People who now are looked at as geniuses were often thought of in their youth as eccentric or inept. Albert Einstein, for instance, was told by one teacher he was “stupid” and would never amount to anything – simply because he was always asking questions (and the teacher probably didn’t know all the answers himself).  Because a person does not adapt to social norms does not make him or her any less intelligent.

I have an amusing antidote that perfectly illustrates my point:

Joe Glick was an anthropologist who was studying the Kpelle tribe in Africa. He tried to give the adults an intelligence test, so asked them to sort items into categories. Instead of sorting them in “taxonomic categories,” such as apples and oranges for fruit they sorted them into functional categories, such as apples as food.

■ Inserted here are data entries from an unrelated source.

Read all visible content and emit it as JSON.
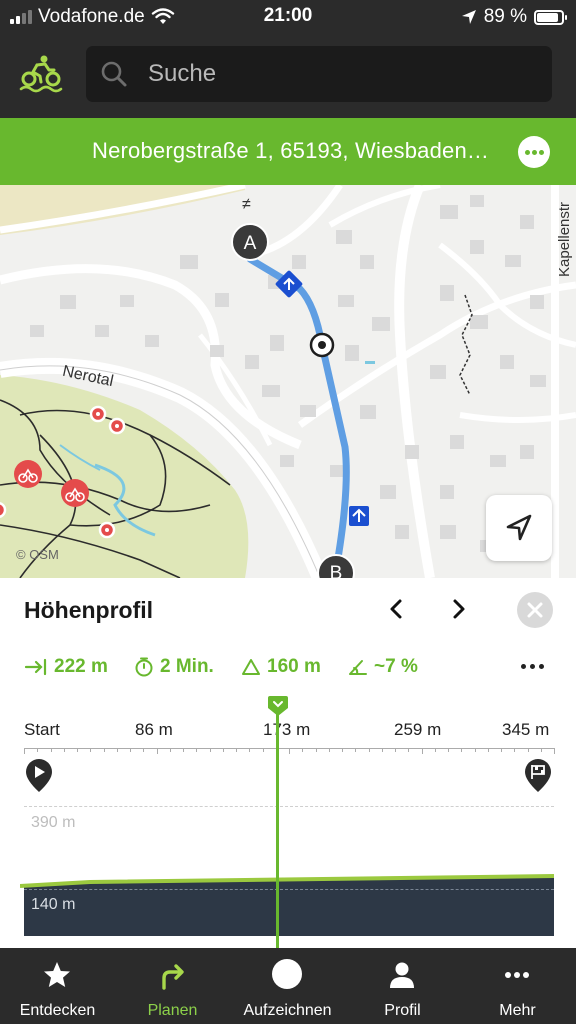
{
  "status_bar": {
    "carrier": "Vodafone.de",
    "time": "21:00",
    "battery": "89 %",
    "battery_level": 0.89
  },
  "header": {
    "logo_icon": "bike-logo-icon",
    "search_placeholder": "Suche"
  },
  "route": {
    "address": "Nerobergstraße 1, 65193, Wiesbaden…"
  },
  "map": {
    "attribution": "© OSM",
    "streets": [
      "Nerotal",
      "Kapellenstr"
    ],
    "markers": [
      "B",
      "A"
    ],
    "route_color": "#5f9ee3"
  },
  "elevation_panel": {
    "title": "Höhenprofil",
    "stats": {
      "distance": "222 m",
      "duration": "2 Min.",
      "climb": "160 m",
      "gradient": "~7 %"
    },
    "axis_labels": [
      "Start",
      "86 m",
      "173 m",
      "259 m",
      "345 m"
    ],
    "elevation_max_label": "390 m",
    "elevation_min_label": "140 m",
    "cursor_fraction": 0.5
  },
  "colors": {
    "accent": "#68b82e",
    "bar": "#2b2b2b",
    "profile_fill": "#2d3846"
  },
  "tabbar": {
    "tabs": [
      {
        "label": "Entdecken",
        "icon": "star-icon"
      },
      {
        "label": "Planen",
        "icon": "route-arrow-icon",
        "active": true
      },
      {
        "label": "Aufzeichnen",
        "icon": "record-icon"
      },
      {
        "label": "Profil",
        "icon": "person-icon"
      },
      {
        "label": "Mehr",
        "icon": "more-dots-icon"
      }
    ]
  }
}
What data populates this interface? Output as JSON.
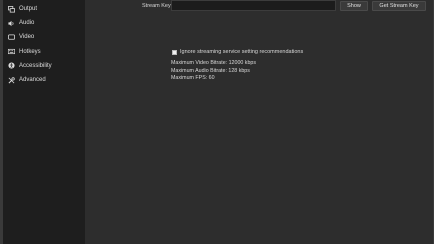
{
  "sidebar": {
    "items": [
      {
        "label": "Output",
        "icon": "output-icon"
      },
      {
        "label": "Audio",
        "icon": "speaker-icon"
      },
      {
        "label": "Video",
        "icon": "monitor-icon"
      },
      {
        "label": "Hotkeys",
        "icon": "keyboard-icon"
      },
      {
        "label": "Accessibility",
        "icon": "accessibility-icon"
      },
      {
        "label": "Advanced",
        "icon": "tools-icon"
      }
    ]
  },
  "stream": {
    "key_label": "Stream Key",
    "key_value": "",
    "show_label": "Show",
    "get_key_label": "Get Stream Key",
    "ignore_label": "Ignore streaming service setting recommendations",
    "max_video_bitrate": "Maximum Video Bitrate: 12000 kbps",
    "max_audio_bitrate": "Maximum Audio Bitrate: 128 kbps",
    "max_fps": "Maximum FPS: 60"
  }
}
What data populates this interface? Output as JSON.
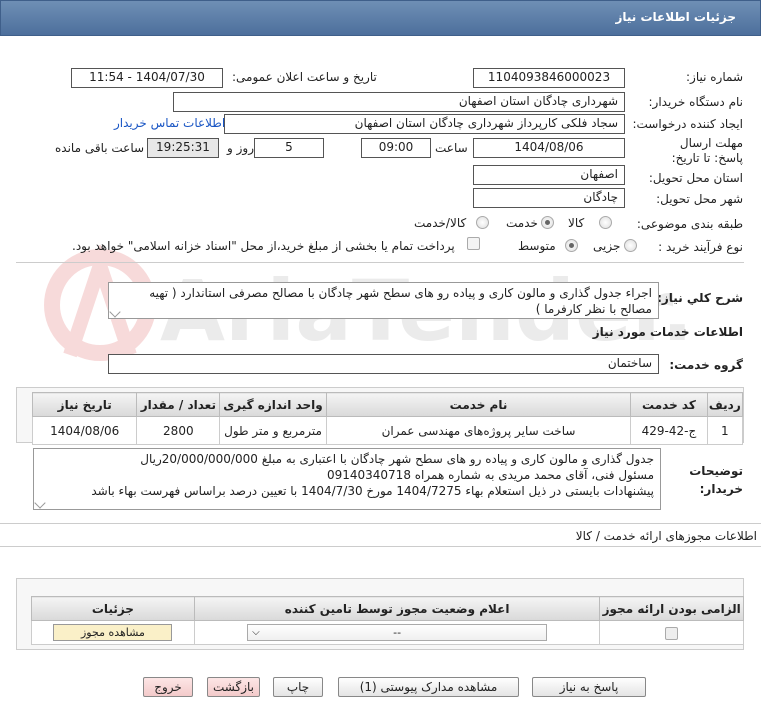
{
  "header": {
    "title": "جزئیات اطلاعات نیاز"
  },
  "form": {
    "need_number_label": "شماره نیاز:",
    "need_number": "1104093846000023",
    "announce_label": "تاریخ و ساعت اعلان عمومی:",
    "announce_value": "1404/07/30 - 11:54",
    "buyer_org_label": "نام دستگاه خریدار:",
    "buyer_org": "شهرداری چادگان استان اصفهان",
    "requester_label": "ایجاد کننده درخواست:",
    "requester": "سجاد فلکی کارپرداز شهرداری چادگان استان اصفهان",
    "contact_link": "اطلاعات تماس خریدار",
    "deadline_label": "مهلت ارسال پاسخ: تا تاریخ:",
    "deadline_date": "1404/08/06",
    "time_label": "ساعت",
    "deadline_time": "09:00",
    "days_value": "5",
    "days_label": "روز و",
    "remaining_time": "19:25:31",
    "remaining_label": "ساعت باقی مانده",
    "province_label": "استان محل تحویل:",
    "province": "اصفهان",
    "city_label": "شهر محل تحویل:",
    "city": "چادگان",
    "category_label": "طبقه بندی موضوعی:",
    "category_options": [
      "کالا",
      "خدمت",
      "کالا/خدمت"
    ],
    "category_selected": "خدمت",
    "process_label": "نوع فرآیند خرید :",
    "process_options": [
      "جزیی",
      "متوسط"
    ],
    "process_selected": "متوسط",
    "payment_note": "پرداخت تمام یا بخشی از مبلغ خرید،از محل \"اسناد خزانه اسلامی\" خواهد بود."
  },
  "description": {
    "label": "شرح کلي نياز:",
    "text": "اجراء جدول گذاری و مالون کاری و پیاده رو های سطح شهر چادگان با مصالح مصرفی استاندارد ( تهیه مصالح با نظر کارفرما )"
  },
  "services": {
    "section_title": "اطلاعات خدمات مورد نیاز",
    "group_label": "گروه خدمت:",
    "group_value": "ساختمان",
    "columns": [
      "ردیف",
      "کد خدمت",
      "نام خدمت",
      "واحد اندازه گیری",
      "تعداد / مقدار",
      "تاریخ نیاز"
    ],
    "rows": [
      [
        "1",
        "ج-42-429",
        "ساخت سایر پروژه‌های مهندسی عمران",
        "مترمربع و متر طول",
        "2800",
        "1404/08/06"
      ]
    ]
  },
  "buyer_notes": {
    "label": "توضیحات خریدار:",
    "line1": "جدول گذاری و مالون کاری و پیاده رو های سطح شهر چادگان با اعتباری به مبلغ  20/000/000/000ریال",
    "line2": "مسئول فنی، آقای محمد مریدی به شماره همراه 09140340718",
    "line3": "پیشنهادات بایستی در ذیل استعلام بهاء 1404/7275 مورخ 1404/7/30 با تعیین درصد براساس فهرست بهاء باشد"
  },
  "permits": {
    "section_title": "اطلاعات مجوزهای ارائه خدمت / کالا",
    "columns": [
      "الزامی بودن ارائه مجوز",
      "اعلام وضعیت مجوز توسط تامین کننده",
      "جزئیات"
    ],
    "select_value": "--",
    "view_button": "مشاهده مجوز"
  },
  "buttons": {
    "reply": "پاسخ به نیاز",
    "attachments": "مشاهده مدارک پیوستی (1)",
    "print": "چاپ",
    "back": "بازگشت",
    "exit": "خروج"
  },
  "watermark": "AriaTender.net"
}
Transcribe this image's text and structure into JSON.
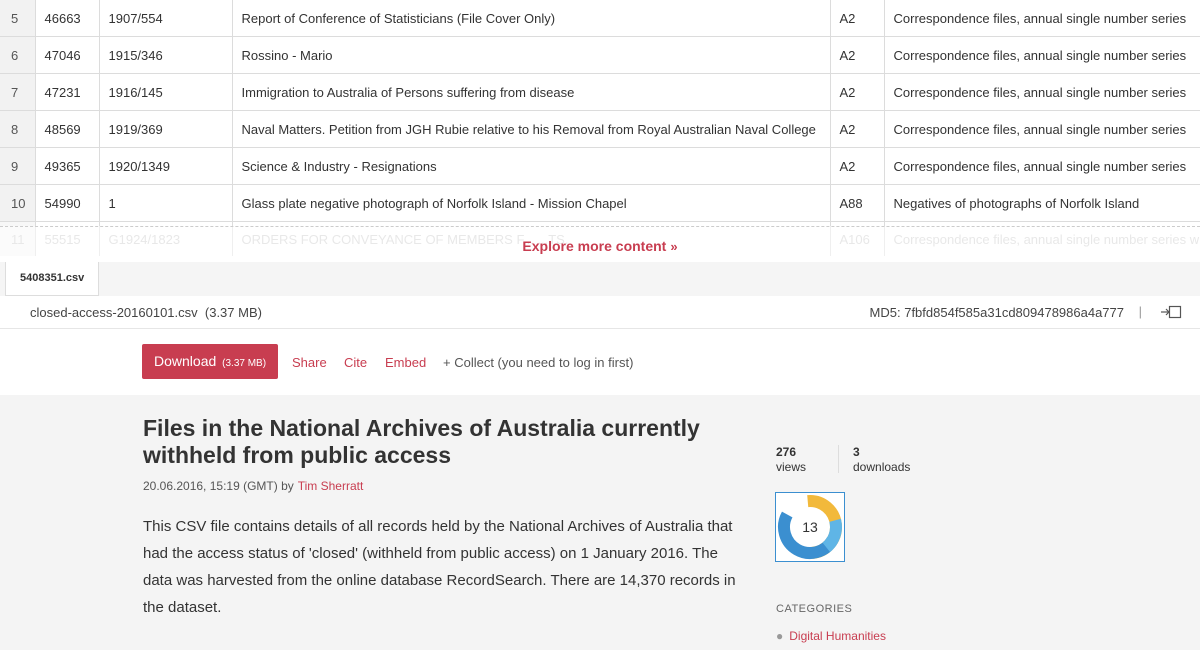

In American our children sort things in the functional way, but adults usually sort them taxonomically. Try as he might Glick could not get them to categorize items the way he thought they should be. After awhile he simply thought they were not mentally capable of doing the task.  As a last resort, he asked them how a stupid person would do this task. Without hesitation, they sorted the items into taxonomic categories!

In their culture taxonomic categories has no practical function, and it was stupid. So, do standardized IQ tests actually test your intelligence, or simply compare what you know about accepted society answers?  The most obvious, and simplest, explanation is that much of what is tested in IQ tests is either directly or indirectly taught in school. But, does that really test your intelligence, or your ability to adapt?

I prefer to think each person has the potential to raise their intelligence level every time they improve their memory. What you get on an IQ test does not define your intelligence, and it certainly doesn’t have to stop you from learning and being able to improve your brain and your memory.